Way Out Front on Trans Fats
TIBURON, CALIF.-When the New York City Board of Health voted last week to ban trans fat from the city's eateries, some restaurants predicted dark days ahead. The chemically modified vegetable oil substitute, used to produce everything from pastries to french fries, is linked to heart disease-but it tends to hold up longer than other oils, and it's cheap. Last year, the 18 restaurants in Tiburon, Calif., decided to make this small town across the bay from San Francisco the first "trans-fat-free city" in the country. Brian Wilson, co-owner of local favorite Sam's Anchor Cafe, who kicked the habit five years ago, spoke with U.S. News about what the restaurant business and dining out look like from the future.
Some industry leaders are saying cooking without trans fats is impossible.
Not at all. It can be harder to do a really good fry product. You're really limited as to what oils you can use, because they have to have a high enough burning point that they don't burn before the food is done. We switched to a rice-bran oil made by the California Rice Oil Co. and tried it, and it works fantastic. It's a neutral oil, which means that all you're tasting is what you put in it-the oil doesn't add any flavor to the mix.
Why did you decide you wanted to get rid of trans fats?
We actually just switched because we liked the product. Because it's a higher-quality oil, it doesn't break down quite so quickly as many oils do, which makes up for the fact that it can cost a little bit more. It used to cost us about $25 to $30 more each time we changed our three fry basins-which we do about 50 or 60 times a year. But right now, it's competitively priced.
So customers didn't push for the change?
Five, six years ago, people didn't even know what trans fats were. They didn't realize that that muffin or those french fries had stuff in them that was bad for you. You might know french fries aren't the best thing in the world for you, but you didn't know they were something that had long-term effects. As a restaurant, you have a responsibility to not hide anything. What trans fats are is hidden.
And dropping them hasn't forced you to raise your prices?
Not at all, not at all. And don't worry, I don't have any stock in the California Rice Oil Co.!
You offer a lot of seafood, onion rings, french fries, burgers-have you ever had any comments from diners who miss their trans fats?
I'd be happy to spot you some french fries and see you what you think. I think we have great french fries. When we've switched our fish and chips from one fish to another in the past, I've had customers go, "What's the deal? This is different." When I switched the oil, nobody said anything.

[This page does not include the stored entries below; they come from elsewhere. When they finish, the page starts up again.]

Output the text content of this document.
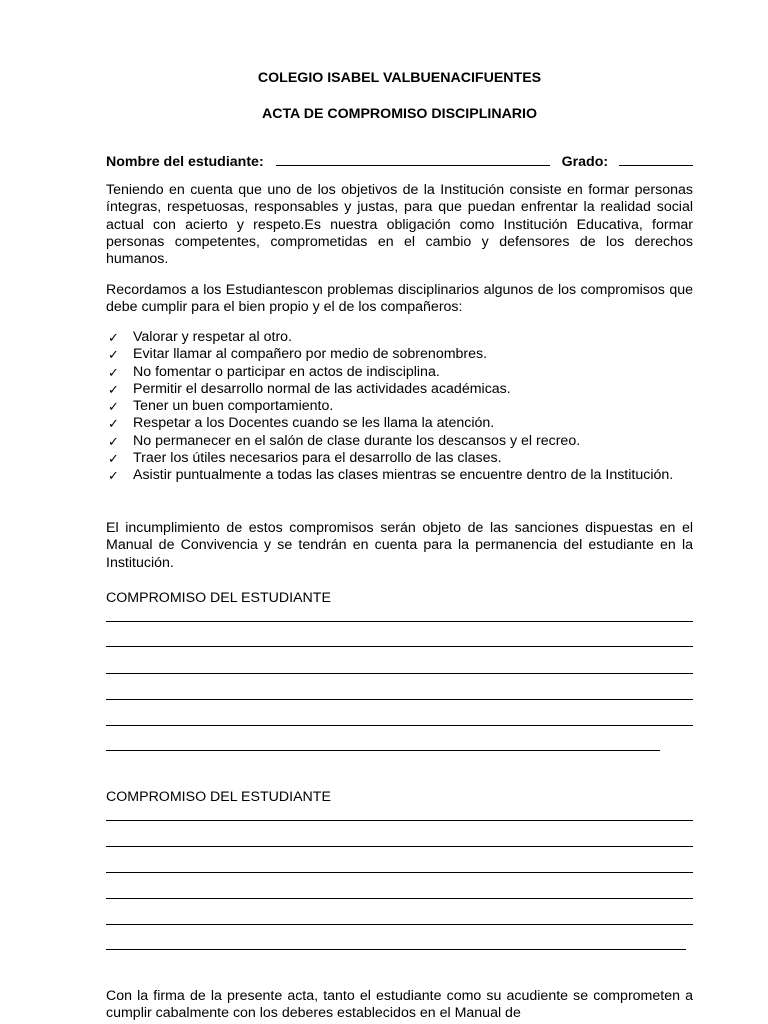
COLEGIO ISABEL VALBUENACIFUENTES
ACTA DE COMPROMISO DISCIPLINARIO
Nombre del estudiante:	Grado:

Teniendo en cuenta que uno de los objetivos de la Institución consiste en formar personas íntegras, respetuosas, responsables y justas, para que puedan enfrentar la realidad social actual con acierto y respeto.Es nuestra obligación como Institución Educativa, formar personas competentes, comprometidas en el cambio y defensores de los derechos humanos.

Recordamos a los Estudiantescon problemas disciplinarios algunos de los compromisos que debe cumplir para el bien propio y el de los compañeros:

✓ Valorar y respetar al otro.
✓ Evitar llamar al compañero por medio de sobrenombres.
✓ No fomentar o participar en actos de indisciplina.
✓ Permitir el desarrollo normal de las actividades académicas.
✓ Tener un buen comportamiento.
✓ Respetar a los Docentes cuando se les llama la atención.
✓ No permanecer en el salón de clase durante los descansos y el recreo.
✓ Traer los útiles necesarios para el desarrollo de las clases.
✓ Asistir puntualmente a todas las clases mientras se encuentre dentro de la Institución.

El incumplimiento de estos compromisos serán objeto de las sanciones dispuestas en el Manual de Convivencia y se tendrán en cuenta para la permanencia del estudiante en la Institución.

COMPROMISO DEL ESTUDIANTE
COMPROMISO DEL ESTUDIANTE

Con la firma de la presente acta, tanto el estudiante como su acudiente se comprometen a cumplir cabalmente con los deberes establecidos en el Manual de
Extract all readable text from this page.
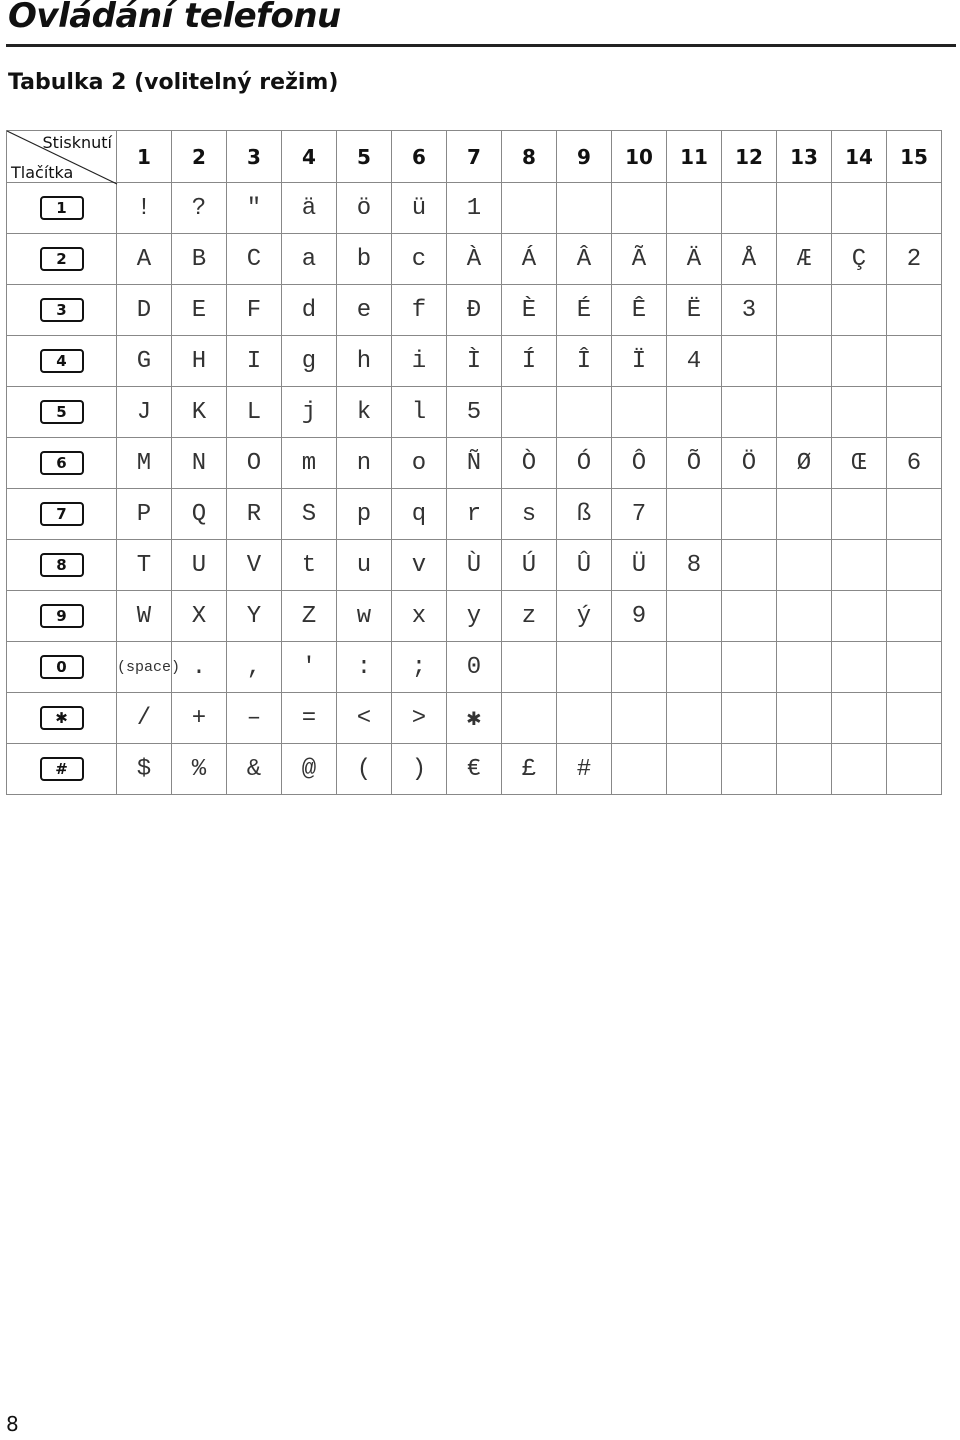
Ovládání telefonu
Tabulka 2 (volitelný režim)
Stisknutí
Tlačítka	1	2	3	4	5	6	7	8	9	10	11	12	13	14	15
1	!	?	"	ä	ö	ü	1								
2	A	B	C	a	b	c	À	Á	Â	Ã	Ä	Å	Æ	Ç	2
3	D	E	F	d	e	f	Đ	È	É	Ê	Ë	3			
4	G	H	I	g	h	i	Ì	Í	Î	Ï	4				
5	J	K	L	j	k	l	5								
6	M	N	O	m	n	o	Ñ	Ò	Ó	Ô	Õ	Ö	Ø	Œ	6
7	P	Q	R	S	p	q	r	s	ß	7					
8	T	U	V	t	u	v	Ù	Ú	Û	Ü	8				
9	W	X	Y	Z	w	x	y	z	ý	9					
0	(space)	.	,	'	:	;	0								
✱	/	+	–	=	<	>	✱								
#	$	%	&	@	(	)	€	£	#						
8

What other options are there besides rice oil?
Vegetable oils, grape-seed oil, avocado oil-but they either get really pricey or they start imparting flavors. You can't use something like olive oil because its burn point is too low. Although it's great for sautéing and stuff, you need to have that kind of heat to fry properly so it sears on the outside and it's cooked all the way through.

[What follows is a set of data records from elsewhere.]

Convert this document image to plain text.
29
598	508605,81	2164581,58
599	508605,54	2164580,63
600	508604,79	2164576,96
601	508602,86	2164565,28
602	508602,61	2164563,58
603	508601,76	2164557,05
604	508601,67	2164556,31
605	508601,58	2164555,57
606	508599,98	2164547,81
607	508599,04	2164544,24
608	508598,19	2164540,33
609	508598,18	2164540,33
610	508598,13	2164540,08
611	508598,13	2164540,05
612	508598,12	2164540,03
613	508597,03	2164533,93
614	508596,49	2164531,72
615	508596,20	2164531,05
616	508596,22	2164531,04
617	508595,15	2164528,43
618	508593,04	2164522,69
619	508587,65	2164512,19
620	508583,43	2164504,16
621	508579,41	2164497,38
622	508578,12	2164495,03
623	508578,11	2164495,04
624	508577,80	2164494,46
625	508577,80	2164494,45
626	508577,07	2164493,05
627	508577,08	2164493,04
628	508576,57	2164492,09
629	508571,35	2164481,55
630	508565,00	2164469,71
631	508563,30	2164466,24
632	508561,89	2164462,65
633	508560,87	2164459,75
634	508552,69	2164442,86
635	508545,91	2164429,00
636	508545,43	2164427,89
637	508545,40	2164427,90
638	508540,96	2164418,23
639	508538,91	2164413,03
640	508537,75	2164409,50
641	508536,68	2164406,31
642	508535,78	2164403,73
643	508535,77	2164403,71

How did it happen that so many restaurants in Tiburon agreed to this?
Everybody just jumped on the bandwagon. Stephen Joseph, a local attorney who filed lawsuits against McDonald's and Kraft over using trans fats-he was the one that went out and got it rolling. The rice-oil people brought in some samples. Some of the local restaurant people asked us how we liked it before they tried it. But there was never a meeting where all the restaurants got together and said, "Let's do this." If so, it'd be the first time that many restaurant people had agreed on anything. It's not a law. It's just a policy.

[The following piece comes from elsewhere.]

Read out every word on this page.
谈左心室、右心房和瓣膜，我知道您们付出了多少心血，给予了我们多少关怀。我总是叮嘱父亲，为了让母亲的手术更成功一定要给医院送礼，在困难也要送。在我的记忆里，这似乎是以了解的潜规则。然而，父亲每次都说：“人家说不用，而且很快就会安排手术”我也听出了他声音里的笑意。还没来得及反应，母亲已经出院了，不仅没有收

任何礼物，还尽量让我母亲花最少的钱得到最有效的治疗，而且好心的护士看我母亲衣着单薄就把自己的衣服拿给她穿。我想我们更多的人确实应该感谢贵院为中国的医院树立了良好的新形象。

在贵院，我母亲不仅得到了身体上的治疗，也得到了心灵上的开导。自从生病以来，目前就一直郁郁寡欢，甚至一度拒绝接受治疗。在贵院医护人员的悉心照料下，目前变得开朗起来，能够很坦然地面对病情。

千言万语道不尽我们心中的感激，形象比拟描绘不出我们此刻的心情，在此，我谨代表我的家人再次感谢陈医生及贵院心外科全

Why do you think restaurant owners in other cities are dragging their heels?
I think it's just human nature; people are afraid of change. I know when we went through the no-smoking stuff, there were a lot of people in the restaurant business who said it was going to be the end of bars. And it just simply didn't happen. People adjust. It'll be normal in five years, like it is now with smoking.
Some people argue that going off trans fats is more complicated than just changing your oil.
Yeah, you have to go further than the first layer. Some products like frozen french fries are already partially cooked when they're frozen. That first processor, you've got to make sure they're not using trans fats, too; otherwise, you're lying to the customers. It's not a big deal, though-it's just something else you have to do. It's certainly easier than making sure all the seafood you serve is fresh.
Looking back, are you satisfied with the change?
Yeah, as business entrepreneurs, there is a responsibility to tell people what you're serving them if you're going to do something that isn't healthy. Restaurants have to be able to stay up with trends in healthier eating. It is more expensive, but to stay competitive in the restaurant business, you have to do that. Price gets people in, but quality gets them to come back.
This story appears in the December 18, 2006 print edition of U.S. News & World Report.